Неужели же вы так и не приедете нынче весной в Ясные Поляны, любезный Александр Васильевич?* Я еще не хочу этому верить и надеюсь, что ваша Маша* поправится. Во всяком случае, напишите, что и как? Я так жду вас, да и жалею о вашем горе. Я на пасху уезжал в деревню и встретил весну и праздник со своими. Уж сирени развернулись, березки подернуты зеленью, соловей посвистывал, была гроза, прибило жаркую пыль, пахло свежестью и пылью, лягушки заливаются. Нынешнее лето тем паче мне бы хотелось быть с вами, что хозяйство уже не так всего меня требует, как прежде, и я намерен наслаждаться просто. Жизнь коротка. Еще что будет хорошо. Вы, верно, сойдетесь и полюбите обоих моих братьев. Как они меня порадовали тем, что оба в восхищенье от «Саргиной могилы»* собственным чувством. Что Петров? Возьмите, между прочим, у Давыдова по экземпляру моих книжечек и подарите от меня* и дайте его адрес*. A propos de* литература. «Обломов» – капитальнейшая вещь, какой давно, давно не было. Скажите Гончарову, что я в восторге от «Обломова» и перечитываю его еще раз*. Но что приятнее ему будет – это, что «Обломов» имеет успех не случайный, не с треском, а здоровый, капитальный и невременный в настоящей публике. Это я был à même de savoir* по деревенским толкам, по молодежи и по тамбовским барышням*. Я же с тех пор, как стал литератором, не могу не искать недостатков во всех больших и сильных вещах и об «Обломове» многое желаю поговорить. Кто пишет «Деревенские письма» в «Отечественных записках»?* Это, по‑моему, славный талант, и вещи прекрасные, и, я боюсь, неоцененные. Во всяком случае, поздравьте Краевского с этим приобретением. Тургенева я не видал, но брат Николай все время жил у него. Он, то есть Тургенев, охотится, ездит по соседям и твердо убежден, что он заводит фермы и делает то, «что уж надо же наконец покончить » *. Что деньги я вам так прислал – это ничего не значит. Новая повесть Кохановской есть г…., по моему мнению; хотя и тут есть размах и смелость редкая и дорогая в наше время, но зато, увы! нет чувства меры, и не художник*. Я свою повесть 3‑й раз переделываю, и мне все кажется, что что‑то да выходит*. Прощайте, ради бога не измените. Кланяйтесь матушке и всем знакомым.

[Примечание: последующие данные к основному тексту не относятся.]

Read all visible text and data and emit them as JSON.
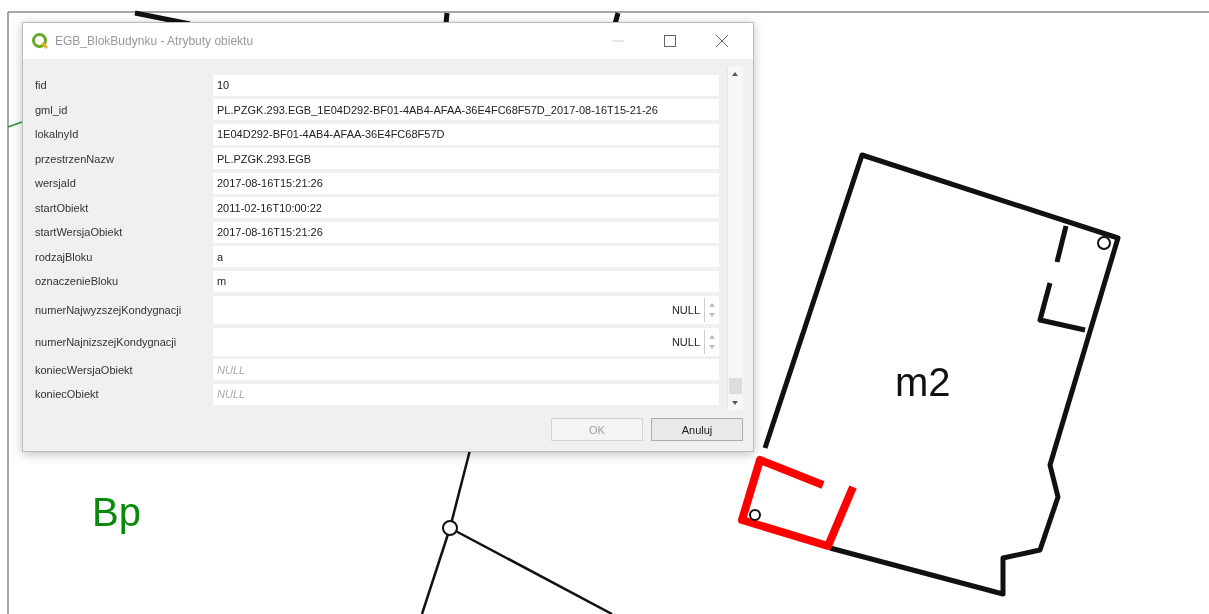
{
  "map": {
    "labels": [
      {
        "text": "m2",
        "kind": "building"
      },
      {
        "text": "Bp",
        "kind": "landuse"
      }
    ]
  },
  "dialog": {
    "title": "EGB_BlokBudynku - Atrybuty obiektu",
    "fields": [
      {
        "label": "fid",
        "kind": "text",
        "value": "10"
      },
      {
        "label": "gml_id",
        "kind": "text",
        "value": "PL.PZGK.293.EGB_1E04D292-BF01-4AB4-AFAA-36E4FC68F57D_2017-08-16T15-21-26"
      },
      {
        "label": "lokalnyId",
        "kind": "text",
        "value": "1E04D292-BF01-4AB4-AFAA-36E4FC68F57D"
      },
      {
        "label": "przestrzenNazw",
        "kind": "text",
        "value": "PL.PZGK.293.EGB"
      },
      {
        "label": "wersjaId",
        "kind": "text",
        "value": "2017-08-16T15:21:26"
      },
      {
        "label": "startObiekt",
        "kind": "text",
        "value": "2011-02-16T10:00:22"
      },
      {
        "label": "startWersjaObiekt",
        "kind": "text",
        "value": "2017-08-16T15:21:26"
      },
      {
        "label": "rodzajBloku",
        "kind": "text",
        "value": "a"
      },
      {
        "label": "oznaczenieBloku",
        "kind": "text",
        "value": "m"
      },
      {
        "label": "numerNajwyzszejKondygnacji",
        "kind": "spin",
        "value": "NULL"
      },
      {
        "label": "numerNajnizszejKondygnacji",
        "kind": "spin",
        "value": "NULL"
      },
      {
        "label": "koniecWersjaObiekt",
        "kind": "text",
        "placeholder": "NULL"
      },
      {
        "label": "koniecObiekt",
        "kind": "text",
        "placeholder": "NULL"
      }
    ],
    "buttons": [
      {
        "label": "OK",
        "disabled": true
      },
      {
        "label": "Anuluj",
        "disabled": false
      }
    ]
  }
}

У Боткина карбункул на ж…, и он лежит, но мил, бедняжка.
16 апреля.
1859 г. Апреля конец – мая 3. Ясная Поляна.
Батюшки мои! Как вы меня*. Ей‑богу, не могу опомниться! Но без шуток, милая бабушка, я скверный, негодный, и сделал вам больно, но надо [ли] уж так жестоко наказывать? Все, что вы говорите, и правда и неправда. Убеждения человека, не те, которые он рассказывает, а те, которые из всей жизни выжиты им, трудно понять другому, и вы не знаете моих. И ежели бы знали, то нападали бы не так. Попробую, однако, сделать мою profession de foi*. Ребенком я верил горячо, сантиментально и необдуманно, потом, лет 14, стал думать о жизни вообще и наткнулся на религию, которая не подходила под мои теории, и, разумеется, счел за заслугу разрушить ее. Без нее мне было очень покойно жить лет 10. Все открывалось перед мной ясно, логично, подразделялось, и религии не было места. Потом пришло время, что все стало открыто, тайн в жизни больше не было, но сама жизнь начала терять свой смысл. В это же время я был одинок и несчастлив, живя на Кавказе. Я стал думать так, как только раз в жизни люди имеют силу думать. У меня есть мои записки того времени, и теперь, перечитывая их, я не мог понять, чтобы человек мог дойти до такой степени умственной экзальтации, до которой я дошел тогда. Это было и мучительное, и хорошее время. Никогда, ни прежде, ни после, я не доходил до такой высоты мысли, не заглядывал туда, как в это время, продолжавшееся 2 года. И все, что я нашел тогда, навсегда останется моим убеждением. Я не могу иначе. Из 2 лет умственной работы я нашел простую, старую вещь, но которую я знаю так, как никто не знает, я нашел, что есть бессмертие, что есть любовь и что жить надо для другого, для того, чтобы быть счастливым вечно. Эти открытия удивили меня сходством с христианской религией, и я вместо того, чтобы открывать сам, стал искать их в Евангелии, но нашел мало. Я не нашел ни бога, ни искупителя, ни таинств , ничего; а искал всеми, всеми, всеми силами души, и плакал, и мучался, и ничего не желал, кроме истины. Ради бога, не думайте, чтобы вы могли чуть‑чуть понять из моих слов всю силу и сосредоточенность тогдашнего моего исканья. Это одна из тех тайн души, которые есть у каждого из нас; но могу сказать, что редко я встречал в людях такую страсть к истине, какая была в то время во мне. Так и остался с своей религией, и мне хорошо было жить с ней. Надо сказать еще.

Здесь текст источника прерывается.